Kelainan ini akibat dari tekanan massa tumor atau sekresi protein atau sitokin oleh sel
tumor, atau sel-sel dari produk tumor.
Pada pemriksaan fisik biasanya tidak ditemukan kelainan spesifik. Kadang
kadang terdapat nyeri local bagian-bagian tulang. Panjang tubuh penderita MM yang
lanjut dapat banyak menurun karena infraksi vertebra.

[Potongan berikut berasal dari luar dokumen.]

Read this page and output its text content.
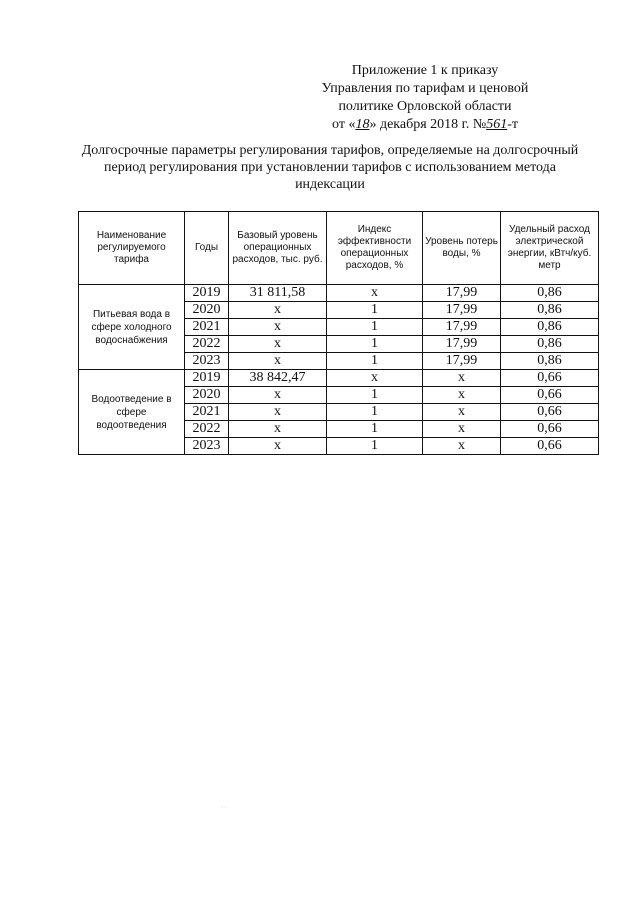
Приложение 1 к приказу
Управления по тарифам и ценовой
политике Орловской области
от «18» декабря 2018 г. №561-т
Долгосрочные параметры регулирования тарифов, определяемые на долгосрочный
период регулирования при установлении тарифов с использованием метода
индексации
Наименование регулируемого тарифа	Годы	Базовый уровень операционных расходов, тыс. руб.	Индекс эффективности операционных расходов, %	Уровень потерь воды, %	Удельный расход электрической энергии, кВтч/куб. метр
Питьевая вода в сфере холодного водоснабжения	2019	31 811,58	х	17,99	0,86
	2020	х	1	17,99	0,86
	2021	х	1	17,99	0,86
	2022	х	1	17,99	0,86
	2023	х	1	17,99	0,86
Водоотведение в сфере водоотведения	2019	38 842,47	х	х	0,66
	2020	х	1	х	0,66
	2021	х	1	х	0,66
	2022	х	1	х	0,66
	2023	х	1	х	0,66
· ·
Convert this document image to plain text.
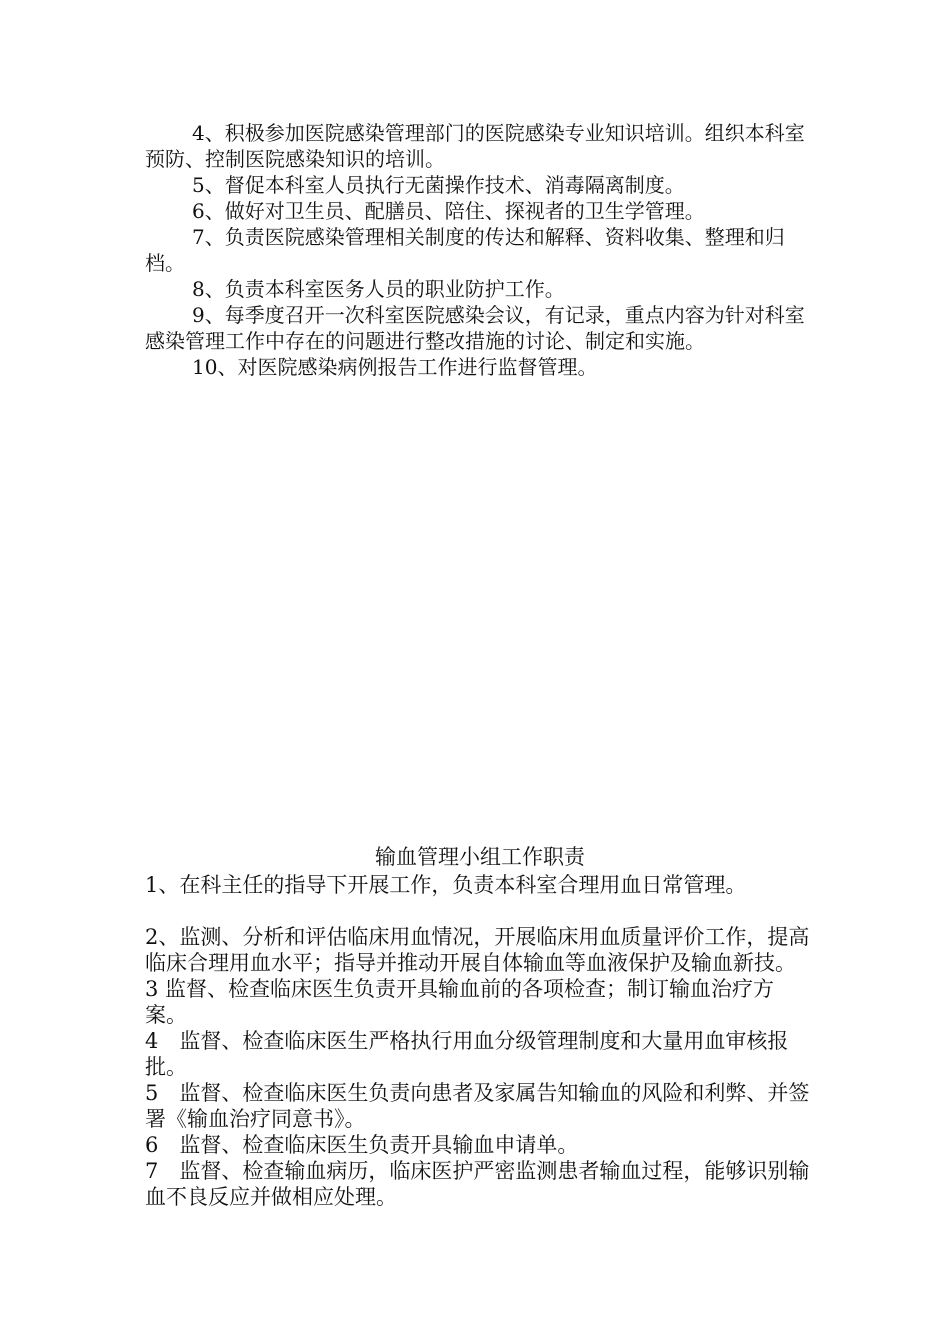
4、积极参加医院感染管理部门的医院感染专业知识培训。组织本科室预防、控制医院感染知识的培训。

5、督促本科室人员执行无菌操作技术、消毒隔离制度。

6、做好对卫生员、配膳员、陪住、探视者的卫生学管理。

7、负责医院感染管理相关制度的传达和解释、资料收集、整理和归档。

8、负责本科室医务人员的职业防护工作。

9、每季度召开一次科室医院感染会议，有记录，重点内容为针对科室感染管理工作中存在的问题进行整改措施的讨论、制定和实施。

10、对医院感染病例报告工作进行监督管理。

输血管理小组工作职责

1、在科主任的指导下开展工作，负责本科室合理用血日常管理。

2、监测、分析和评估临床用血情况，开展临床用血质量评价工作，提高临床合理用血水平；指导并推动开展自体输血等血液保护及输血新技。

3 监督、检查临床医生负责开具输血前的各项检查；制订输血治疗方案。

4　监督、检查临床医生严格执行用血分级管理制度和大量用血审核报批。

5　监督、检查临床医生负责向患者及家属告知输血的风险和利弊、并签署《输血治疗同意书》。

6　监督、检查临床医生负责开具输血申请单。

7　监督、检查输血病历，临床医护严密监测患者输血过程，能够识别输血不良反应并做相应处理。
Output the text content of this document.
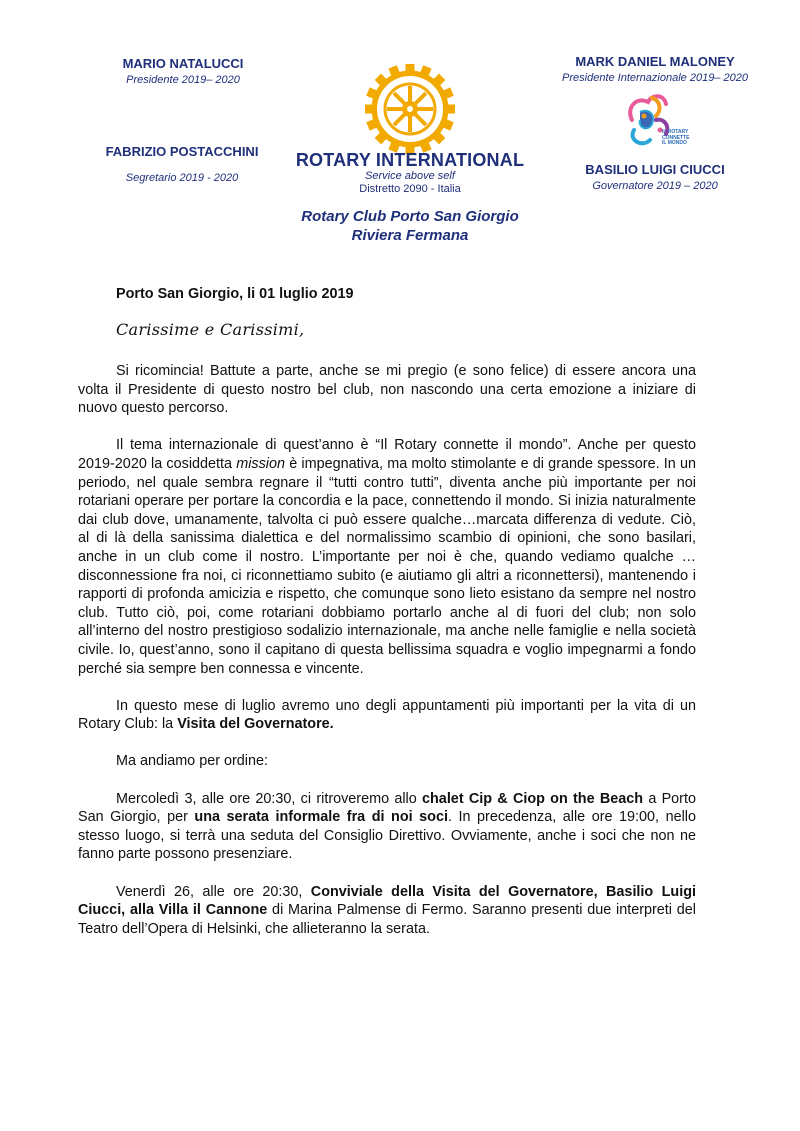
MARIO NATALUCCI
Presidente 2019– 2020
FABRIZIO POSTACCHINI
Segretario 2019 - 2020
ROTARY INTERNATIONAL
Service above self
Distretto 2090 - Italia
Rotary Club Porto San Giorgio
Riviera Fermana
MARK DANIEL MALONEY
Presidente Internazionale 2019– 2020
IL ROTARY
CONNETTE
IL MONDO
BASILIO LUIGI CIUCCI
Governatore 2019 – 2020
Porto San Giorgio, li 01 luglio 2019
Carissime e Carissimi,

Si ricomincia! Battute a parte, anche se mi pregio (e sono felice) di essere ancora una volta il Presidente di questo nostro bel club, non nascondo una certa emozione a iniziare di nuovo questo percorso.

Il tema internazionale di quest’anno è “Il Rotary connette il mondo”. Anche per questo 2019-2020 la cosiddetta mission è impegnativa, ma molto stimolante e di grande spessore. In un periodo, nel quale sembra regnare il “tutti contro tutti”, diventa anche più importante per noi rotariani operare per portare la concordia e la pace, connettendo il mondo. Si inizia naturalmente dai club dove, umanamente, talvolta ci può essere qualche…marcata differenza di vedute. Ciò, al di là della sanissima dialettica e del normalissimo scambio di opinioni, che sono basilari, anche in un club come il nostro. L’importante per noi è che, quando vediamo qualche …disconnessione fra noi, ci riconnettiamo subito (e aiutiamo gli altri a riconnettersi), mantenendo i rapporti di profonda amicizia e rispetto, che comunque sono lieto esistano da sempre nel nostro club. Tutto ciò, poi, come rotariani dobbiamo portarlo anche al di fuori del club; non solo all’interno del nostro prestigioso sodalizio internazionale, ma anche nelle famiglie e nella società civile. Io, quest’anno, sono il capitano di questa bellissima squadra e voglio impegnarmi a fondo perché sia sempre ben connessa e vincente.

In questo mese di luglio avremo uno degli appuntamenti più importanti per la vita di un Rotary Club: la Visita del Governatore.

Ma andiamo per ordine:

Mercoledì 3, alle ore 20:30, ci ritroveremo allo chalet Cip & Ciop on the Beach a Porto San Giorgio, per una serata informale fra di noi soci. In precedenza, alle ore 19:00, nello stesso luogo, si terrà una seduta del Consiglio Direttivo. Ovviamente, anche i soci che non ne fanno parte possono presenziare.

Venerdì 26, alle ore 20:30, Conviviale della Visita del Governatore, Basilio Luigi Ciucci, alla Villa il Cannone di Marina Palmense di Fermo. Saranno presenti due interpreti del Teatro dell’Opera di Helsinki, che allieteranno la serata.
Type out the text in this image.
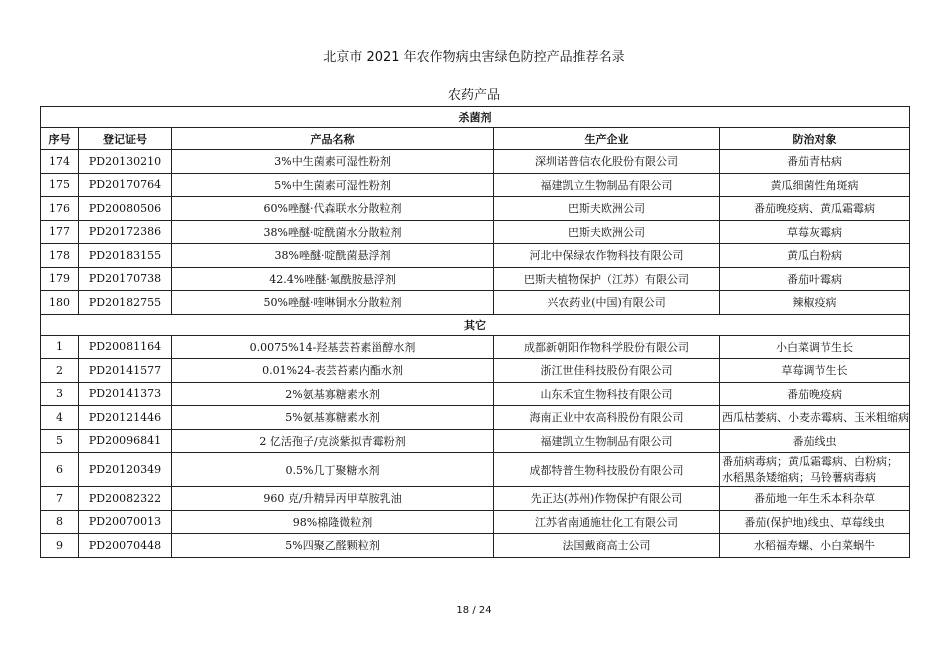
北京市 2021 年农作物病虫害绿色防控产品推荐名录
农药产品
杀菌剂				
序号	登记证号	产品名称	生产企业	防治对象
174	PD20130210	3%中生菌素可湿性粉剂	深圳诺普信农化股份有限公司	番茄青枯病
175	PD20170764	5%中生菌素可湿性粉剂	福建凯立生物制品有限公司	黄瓜细菌性角斑病
176	PD20080506	60%唑醚·代森联水分散粒剂	巴斯夫欧洲公司	番茄晚疫病、黄瓜霜霉病
177	PD20172386	38%唑醚·啶酰菌水分散粒剂	巴斯夫欧洲公司	草莓灰霉病
178	PD20183155	38%唑醚·啶酰菌悬浮剂	河北中保绿农作物科技有限公司	黄瓜白粉病
179	PD20170738	42.4%唑醚·氟酰胺悬浮剂	巴斯夫植物保护（江苏）有限公司	番茄叶霉病
180	PD20182755	50%唑醚·喹啉铜水分散粒剂	兴农药业(中国)有限公司	辣椒疫病
其它				
1	PD20081164	0.0075%14-羟基芸苔素甾醇水剂	成都新朝阳作物科学股份有限公司	小白菜调节生长
2	PD20141577	0.01%24-表芸苔素内酯水剂	浙江世佳科技股份有限公司	草莓调节生长
3	PD20141373	2%氨基寡糖素水剂	山东禾宜生物科技有限公司	番茄晚疫病
4	PD20121446	5%氨基寡糖素水剂	海南正业中农高科股份有限公司	西瓜枯萎病、小麦赤霉病、玉米粗缩病
5	PD20096841	2 亿活孢子/克淡紫拟青霉粉剂	福建凯立生物制品有限公司	番茄线虫
6	PD20120349	0.5%几丁聚糖水剂	成都特普生物科技股份有限公司	番茄病毒病；黄瓜霜霉病、白粉病；水稻黑条矮缩病；马铃薯病毒病
7	PD20082322	960 克/升精异丙甲草胺乳油	先正达(苏州)作物保护有限公司	番茄地一年生禾本科杂草
8	PD20070013	98%棉隆微粒剂	江苏省南通施壮化工有限公司	番茄(保护地)线虫、草莓线虫
9	PD20070448	5%四聚乙醛颗粒剂	法国戴商高士公司	水稻福寿螺、小白菜蜗牛
18 / 24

1. Nyeri ; terutama nyeri tulang-tulang karena fraktur kompresi pada tempat


osteopenia atau karena lesi litik tulang, biasanya tulang punggung. Keadaan ini
disebabkan oleh aktivitas yang berlebihan dari faktor pengaktif osteoklast (OAF) seperti
IL1-, TNF- dan atau LI-6. Faktor-faktor ini juga menghambat aktivitas osteoblastik
kompenstori. Nyeri local dapat juga disebabkan oleh tekanan tumor pada medulla
spinalis dan saraf-saraf yang keluar dari medulla spinalis.

2. Gejala anemia : letargi, kelemahan, dispnea, pucat, takikardi, dst.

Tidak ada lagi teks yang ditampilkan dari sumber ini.